Symptoms like nausea and headache could indicate you have COVID-19 or another virus, or they might actually be the result of carbon monoxide poisoning, says Diane Calello NJMS’99, executive and medical director of the New Jersey Poison Control Center at Rutgers New Jersey Medical School. “Early symptoms of carbon monoxide poisoning are similar to the symptoms you may experience with the common cold, seasonal flu, strep throat, and COVID-19,” she tells Patch. “Overlooking an exposure to this poisonous gas puts you and your loved ones at risk for serious injury and possible death.”
Will the La Niña climate pattern affecting the Pacific Ocean’s water temperatures have an effect on New Jersey’s winter? David Robinson, a geography professor at Rutgers University–New Brunswick and the state’s climatologist, tells The Star-Ledger that the phenomenon likely won’t lead to more snowstorms this winter in New Jersey. During La Niña winters, he says, “the Ohio Valley and Great Lakes tend to be wetter than average and the Southeast drier. We’re in between, with most La Niñas favoring precipitation close to average, not leaning toward an extreme in either direction.”

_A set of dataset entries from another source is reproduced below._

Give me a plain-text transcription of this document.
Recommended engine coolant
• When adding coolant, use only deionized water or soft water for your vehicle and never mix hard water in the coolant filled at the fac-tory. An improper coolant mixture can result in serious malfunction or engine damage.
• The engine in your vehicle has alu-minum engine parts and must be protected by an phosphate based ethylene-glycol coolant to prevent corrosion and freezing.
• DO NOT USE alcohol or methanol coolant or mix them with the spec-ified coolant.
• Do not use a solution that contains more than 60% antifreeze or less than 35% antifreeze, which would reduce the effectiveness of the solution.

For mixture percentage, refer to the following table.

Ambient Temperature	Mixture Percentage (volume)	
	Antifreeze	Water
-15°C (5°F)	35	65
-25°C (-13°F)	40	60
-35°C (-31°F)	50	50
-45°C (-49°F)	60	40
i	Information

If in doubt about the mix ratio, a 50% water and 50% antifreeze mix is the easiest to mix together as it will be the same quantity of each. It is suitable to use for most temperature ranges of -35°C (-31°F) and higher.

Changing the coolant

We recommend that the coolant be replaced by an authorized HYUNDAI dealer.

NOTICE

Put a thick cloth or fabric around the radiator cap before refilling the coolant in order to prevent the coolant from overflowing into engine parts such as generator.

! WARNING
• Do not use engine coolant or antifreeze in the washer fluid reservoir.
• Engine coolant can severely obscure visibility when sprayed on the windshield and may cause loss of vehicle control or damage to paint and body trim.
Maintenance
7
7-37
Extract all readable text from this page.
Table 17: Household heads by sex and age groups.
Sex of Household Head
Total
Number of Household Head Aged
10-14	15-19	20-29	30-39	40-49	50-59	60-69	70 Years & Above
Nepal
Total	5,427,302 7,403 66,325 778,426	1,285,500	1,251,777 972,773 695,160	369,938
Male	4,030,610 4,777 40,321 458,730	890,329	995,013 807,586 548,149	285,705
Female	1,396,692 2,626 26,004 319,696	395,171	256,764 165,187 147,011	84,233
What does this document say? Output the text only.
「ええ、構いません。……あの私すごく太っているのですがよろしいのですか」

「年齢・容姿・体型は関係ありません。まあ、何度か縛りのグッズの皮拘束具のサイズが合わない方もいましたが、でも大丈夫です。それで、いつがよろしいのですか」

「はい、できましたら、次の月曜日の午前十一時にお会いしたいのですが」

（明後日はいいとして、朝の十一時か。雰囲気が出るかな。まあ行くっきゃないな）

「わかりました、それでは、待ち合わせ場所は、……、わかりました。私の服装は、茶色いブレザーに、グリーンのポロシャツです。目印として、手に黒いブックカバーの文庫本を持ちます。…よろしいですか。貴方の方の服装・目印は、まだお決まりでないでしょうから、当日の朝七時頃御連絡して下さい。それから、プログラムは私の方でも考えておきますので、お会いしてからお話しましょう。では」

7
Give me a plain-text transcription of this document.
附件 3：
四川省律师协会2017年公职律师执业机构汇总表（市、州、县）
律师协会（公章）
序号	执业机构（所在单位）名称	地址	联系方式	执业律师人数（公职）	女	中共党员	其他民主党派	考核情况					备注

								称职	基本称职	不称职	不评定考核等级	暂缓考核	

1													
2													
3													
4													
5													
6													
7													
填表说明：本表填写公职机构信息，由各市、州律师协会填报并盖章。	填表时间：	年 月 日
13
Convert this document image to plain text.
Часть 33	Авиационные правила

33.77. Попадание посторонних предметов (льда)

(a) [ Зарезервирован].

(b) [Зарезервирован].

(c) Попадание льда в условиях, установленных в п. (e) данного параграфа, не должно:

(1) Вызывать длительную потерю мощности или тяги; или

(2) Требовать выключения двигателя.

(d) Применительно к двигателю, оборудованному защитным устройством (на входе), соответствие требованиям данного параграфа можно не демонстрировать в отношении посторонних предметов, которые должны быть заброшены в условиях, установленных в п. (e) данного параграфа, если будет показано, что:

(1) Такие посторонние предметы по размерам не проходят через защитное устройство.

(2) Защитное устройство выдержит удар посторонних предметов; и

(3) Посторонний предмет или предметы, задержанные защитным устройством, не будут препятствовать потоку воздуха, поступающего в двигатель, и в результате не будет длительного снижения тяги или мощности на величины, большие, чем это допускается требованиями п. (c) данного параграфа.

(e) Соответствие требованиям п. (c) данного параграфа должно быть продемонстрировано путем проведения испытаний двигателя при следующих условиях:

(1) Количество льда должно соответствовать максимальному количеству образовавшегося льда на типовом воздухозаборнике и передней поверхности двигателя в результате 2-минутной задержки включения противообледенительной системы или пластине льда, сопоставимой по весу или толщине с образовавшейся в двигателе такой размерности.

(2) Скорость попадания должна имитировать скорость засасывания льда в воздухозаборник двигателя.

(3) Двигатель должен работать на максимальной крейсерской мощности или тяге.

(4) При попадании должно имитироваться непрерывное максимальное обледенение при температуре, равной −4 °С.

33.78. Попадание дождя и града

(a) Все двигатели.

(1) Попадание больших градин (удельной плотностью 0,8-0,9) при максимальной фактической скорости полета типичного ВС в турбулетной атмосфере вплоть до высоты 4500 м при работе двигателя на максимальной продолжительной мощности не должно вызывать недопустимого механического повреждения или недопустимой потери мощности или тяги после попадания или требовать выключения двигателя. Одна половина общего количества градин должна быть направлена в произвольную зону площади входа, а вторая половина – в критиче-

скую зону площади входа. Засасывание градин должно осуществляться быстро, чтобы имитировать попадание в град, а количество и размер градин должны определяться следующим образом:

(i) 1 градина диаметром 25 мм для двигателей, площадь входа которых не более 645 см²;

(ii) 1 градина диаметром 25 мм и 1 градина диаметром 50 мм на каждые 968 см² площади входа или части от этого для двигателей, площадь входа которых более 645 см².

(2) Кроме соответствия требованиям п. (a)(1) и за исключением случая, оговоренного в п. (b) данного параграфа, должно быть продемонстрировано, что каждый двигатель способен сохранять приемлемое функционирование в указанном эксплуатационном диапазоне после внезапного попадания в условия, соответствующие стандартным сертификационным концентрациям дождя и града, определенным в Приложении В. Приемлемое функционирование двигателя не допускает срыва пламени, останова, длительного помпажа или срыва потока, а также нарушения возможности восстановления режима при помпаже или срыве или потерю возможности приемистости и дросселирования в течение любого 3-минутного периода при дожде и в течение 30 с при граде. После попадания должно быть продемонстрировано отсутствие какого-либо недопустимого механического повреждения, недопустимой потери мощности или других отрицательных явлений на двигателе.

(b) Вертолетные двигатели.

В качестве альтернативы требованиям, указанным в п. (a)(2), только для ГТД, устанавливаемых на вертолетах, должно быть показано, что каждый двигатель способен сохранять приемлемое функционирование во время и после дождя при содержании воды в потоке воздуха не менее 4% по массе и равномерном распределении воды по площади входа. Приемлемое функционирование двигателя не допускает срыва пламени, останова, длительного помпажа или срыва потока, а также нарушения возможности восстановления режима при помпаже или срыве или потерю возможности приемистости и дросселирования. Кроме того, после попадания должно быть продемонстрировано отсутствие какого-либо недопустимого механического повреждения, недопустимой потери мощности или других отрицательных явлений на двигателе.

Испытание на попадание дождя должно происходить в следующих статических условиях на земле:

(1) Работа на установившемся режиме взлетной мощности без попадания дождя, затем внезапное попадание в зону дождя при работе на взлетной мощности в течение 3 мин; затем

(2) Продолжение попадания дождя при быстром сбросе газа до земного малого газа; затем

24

Facial recognition and other algorithm-based technologies used by police departments to monitor and predict crime may exacerbate racial bias and abuse, says a recent report by a United Nations committee. Rashida Richardson, a visiting scholar at Rutgers Law School, tells The New York Times that police departments have resisted sharing details about technologies they employ. “We don’t know how many police departments use them for the same reason we also don’t know if most police departments even have policies in place to ensure constitutional compliance of these technologies,” says Richardson.
The New York Times | U.N. Panel: Technology in Policing Can Reinforce Racial Bias
A Star-Ledger op-ed by School of Engineering professor Umer Hassan explores the mindboggling future of personalized medicine. Hassan, whose research has focused on biosensors for diagnosing infectious diseases, uses a term familiar to Star Trek fans when he calls the smartphone “the true tricorder of tomorrow.” He predicts the development of a “lab on a chip” that can “quickly analyze a sample of what—if any—harmful bacteria are on a doorknob of a bathroom; test a salad for the presence of E. coli or Salmonella bacteria; or even quickly test for the flu.”
Good news for seafood lovers! Or at least those who aren’t averse to biotechnology and genetic engineering. Science talks to experts in aquatic farming, including professor Ximing Guo of the School of Environmental and Biological Sciences, about new tools that can greatly improve productivity and lead to more disease-resistant fish, oysters, and shrimp. “The technology is amazing, it’s advancing very quickly, the costs are coming down,” says Guo, who helped boost shellfish yields with major contributions to research during the 1990s. “Everybody in the field is excited.”